5 questions to test your understanding

Score: 0 / 5
Question 1 Multiple Choice

A professor announces: 'Some students will find this exam difficult.' A student infers she means 'not all students will find it difficult.' What generates this inference?

AThe word 'some' is defined to mean 'not all' — it semantically excludes the possibility that all students will struggle
BThe maxim of quantity: if the professor knew all students would struggle, she would have said 'all'; by using the weaker term, she implicates she cannot assert the stronger one
CThe student is making a logical error — 'some' is compatible with 'all' and the inference is unwarranted
DThe inference is a presupposition triggered by 'some,' not an implicature generated by conversational norms
Question 2 Multiple Choice

A student claims: 'Some students passed' and 'Not all students passed' convey the same information, so there's no meaningful distinction. What is the key flaw in this reasoning?

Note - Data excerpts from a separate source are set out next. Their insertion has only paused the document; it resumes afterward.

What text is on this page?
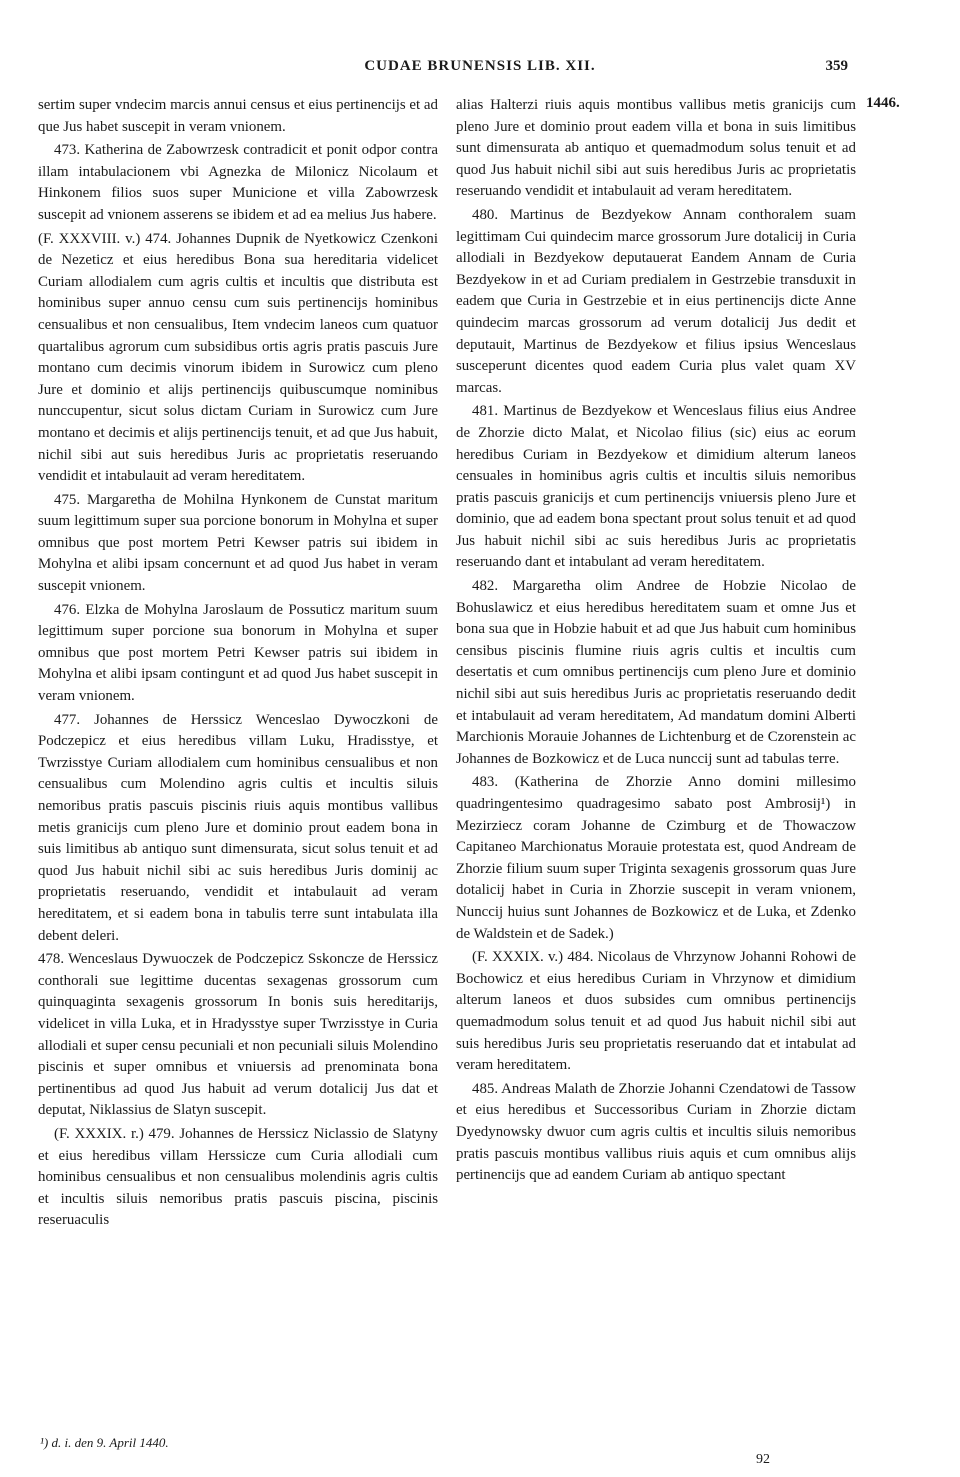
CUDAE BRUNENSIS LIB. XII.	359
1446.

sertim super vndecim marcis annui census et eius pertinencijs et ad que Jus habet suscepit in veram vnionem.

473. Katherina de Zabowrzesk contradicit et ponit odpor contra illam intabulacionem vbi Agnezka de Milonicz Nicolaum et Hinkonem filios suos super Municione et villa Zabowrzesk suscepit ad vnionem asserens se ibidem et ad ea melius Jus habere.

(F. XXXVIII. v.) 474. Johannes Dupnik de Nyetkowicz Czenkoni de Nezeticz et eius heredibus Bona sua hereditaria videlicet Curiam allodialem cum agris cultis et incultis que distributa est hominibus super annuo censu cum suis pertinencijs hominibus censualibus et non censualibus, Item vndecim laneos cum quatuor quartalibus agrorum cum subsidibus ortis agris pratis pascuis Jure montano cum decimis vinorum ibidem in Surowicz cum pleno Jure et dominio et alijs pertinencijs quibuscumque nominibus nunccupentur, sicut solus dictam Curiam in Surowicz cum Jure montano et decimis et alijs pertinencijs tenuit, et ad que Jus habuit, nichil sibi aut suis heredibus Juris ac proprietatis reseruando vendidit et intabulauit ad veram hereditatem.

475. Margaretha de Mohilna Hynkonem de Cunstat maritum suum legittimum super sua porcione bonorum in Mohylna et super omnibus que post mortem Petri Kewser patris sui ibidem in Mohylna et alibi ipsam concernunt et ad quod Jus habet in veram suscepit vnionem.

476. Elzka de Mohylna Jaroslaum de Possuticz maritum suum legittimum super porcione sua bonorum in Mohylna et super omnibus que post mortem Petri Kewser patris sui ibidem in Mohylna et alibi ipsam contingunt et ad quod Jus habet suscepit in veram vnionem.

477. Johannes de Herssicz Wenceslao Dywoczkoni de Podczepicz et eius heredibus villam Luku, Hradisstye, et Twrzisstye Curiam allodialem cum hominibus censualibus et non censualibus cum Molendino agris cultis et incultis siluis nemoribus pratis pascuis piscinis riuis aquis montibus vallibus metis granicijs cum pleno Jure et dominio prout eadem bona in suis limitibus ab antiquo sunt dimensurata, sicut solus tenuit et ad quod Jus habuit nichil sibi ac suis heredibus Juris dominij ac proprietatis reseruando, vendidit et intabulauit ad veram hereditatem, et si eadem bona in tabulis terre sunt intabulata illa debent deleri.

478. Wenceslaus Dywuoczek de Podczepicz Sskoncze de Herssicz conthorali sue legittime ducentas sexagenas grossorum cum quinquaginta sexagenis grossorum In bonis suis hereditarijs, videlicet in villa Luka, et in Hradysstye super Twrzisstye in Curia allodiali et super censu pecuniali et non pecuniali siluis Molendino piscinis et super omnibus et vniuersis ad prenominata bona pertinentibus ad quod Jus habuit ad verum dotalicij Jus dat et deputat, Niklassius de Slatyn suscepit.

(F. XXXIX. r.) 479. Johannes de Herssicz Niclassio de Slatyny et eius heredibus villam Herssicze cum Curia allodiali cum hominibus censualibus et non censualibus molendinis agris cultis et incultis siluis nemoribus pratis pascuis piscina, piscinis reseruaculis

alias Halterzi riuis aquis montibus vallibus metis granicijs cum pleno Jure et dominio prout eadem villa et bona in suis limitibus sunt dimensurata ab antiquo et quemadmodum solus tenuit et ad quod Jus habuit nichil sibi aut suis heredibus Juris ac proprietatis reseruando vendidit et intabulauit ad veram hereditatem.

480. Martinus de Bezdyekow Annam conthoralem suam legittimam Cui quindecim marce grossorum Jure dotalicij in Curia allodiali in Bezdyekow deputauerat Eandem Annam de Curia Bezdyekow in et ad Curiam predialem in Gestrzebie transduxit in eadem que Curia in Gestrzebie et in eius pertinencijs dicte Anne quindecim marcas grossorum ad verum dotalicij Jus dedit et deputauit, Martinus de Bezdyekow et filius ipsius Wenceslaus susceperunt dicentes quod eadem Curia plus valet quam XV marcas.

481. Martinus de Bezdyekow et Wenceslaus filius eius Andree de Zhorzie dicto Malat, et Nicolao filius (sic) eius ac eorum heredibus Curiam in Bezdyekow et dimidium alterum laneos censuales in hominibus agris cultis et incultis siluis nemoribus pratis pascuis granicijs et cum pertinencijs vniuersis pleno Jure et dominio, que ad eadem bona spectant prout solus tenuit et ad quod Jus habuit nichil sibi ac suis heredibus Juris ac proprietatis reseruando dant et intabulant ad veram hereditatem.

482. Margaretha olim Andree de Hobzie Nicolao de Bohuslawicz et eius heredibus hereditatem suam et omne Jus et bona sua que in Hobzie habuit et ad que Jus habuit cum hominibus censibus piscinis flumine riuis agris cultis et incultis cum desertatis et cum omnibus pertinencijs cum pleno Jure et dominio nichil sibi aut suis heredibus Juris ac proprietatis reseruando dedit et intabulauit ad veram hereditatem, Ad mandatum domini Alberti Marchionis Morauie Johannes de Lichtenburg et de Czorenstein ac Johannes de Bozkowicz et de Luca nunccij sunt ad tabulas terre.

483. (Katherina de Zhorzie Anno domini millesimo quadringentesimo quadragesimo sabato post Ambrosij¹) in Mezirziecz coram Johanne de Czimburg et de Thowaczow Capitaneo Marchionatus Morauie protestata est, quod Andream de Zhorzie filium suum super Triginta sexagenis grossorum quas Jure dotalicij habet in Curia in Zhorzie suscepit in veram vnionem, Nunccij huius sunt Johannes de Bozkowicz et de Luka, et Zdenko de Waldstein et de Sadek.)

(F. XXXIX. v.) 484. Nicolaus de Vhrzynow Johanni Rohowi de Bochowicz et eius heredibus Curiam in Vhrzynow et dimidium alterum laneos et duos subsides cum omnibus pertinencijs quemadmodum solus tenuit et ad quod Jus habuit nichil sibi aut suis heredibus Juris seu proprietatis reseruando dat et intabulat ad veram hereditatem.

485. Andreas Malath de Zhorzie Johanni Czendatowi de Tassow et eius heredibus et Successoribus Curiam in Zhorzie dictam Dyedynowsky dwuor cum agris cultis et incultis siluis nemoribus pratis pascuis montibus vallibus riuis aquis et cum omnibus alijs pertinencijs que ad eandem Curiam ab antiquo spectant

¹) d. i. den 9. April 1440.
92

AThe sentences are different only in register — 'some passed' is informal, 'not all passed' is formal
B'Some students passed' has 'not all' as a cancellable pragmatic implicature; 'Not all students passed' semantically asserts the exclusion and cannot be cancelled
C'Not all passed' is a stronger claim that entails 'some passed,' while 'some passed' does not entail 'not all passed'
DThere is no meaningful distinction — both sentences convey identical information in context
Question 3 True / False

'Some of the students attended the meeting — in fact, all of them did' is not a contradiction, which demonstrates that the inference from 'some' to 'not all' is a pragmatic implicature rather than part of the sentence's semantic meaning.

TTrue
FFalse
Question 4 True / False

Scalar implicatures, like semantic entailments, are fixed inferences that can seldom be cancelled without contradiction.

TTrue
FFalse
Question 5 Short Answer

Explain why the cancellability of scalar implicatures is evidence that they are pragmatic inferences rather than part of the literal semantic meaning of a sentence.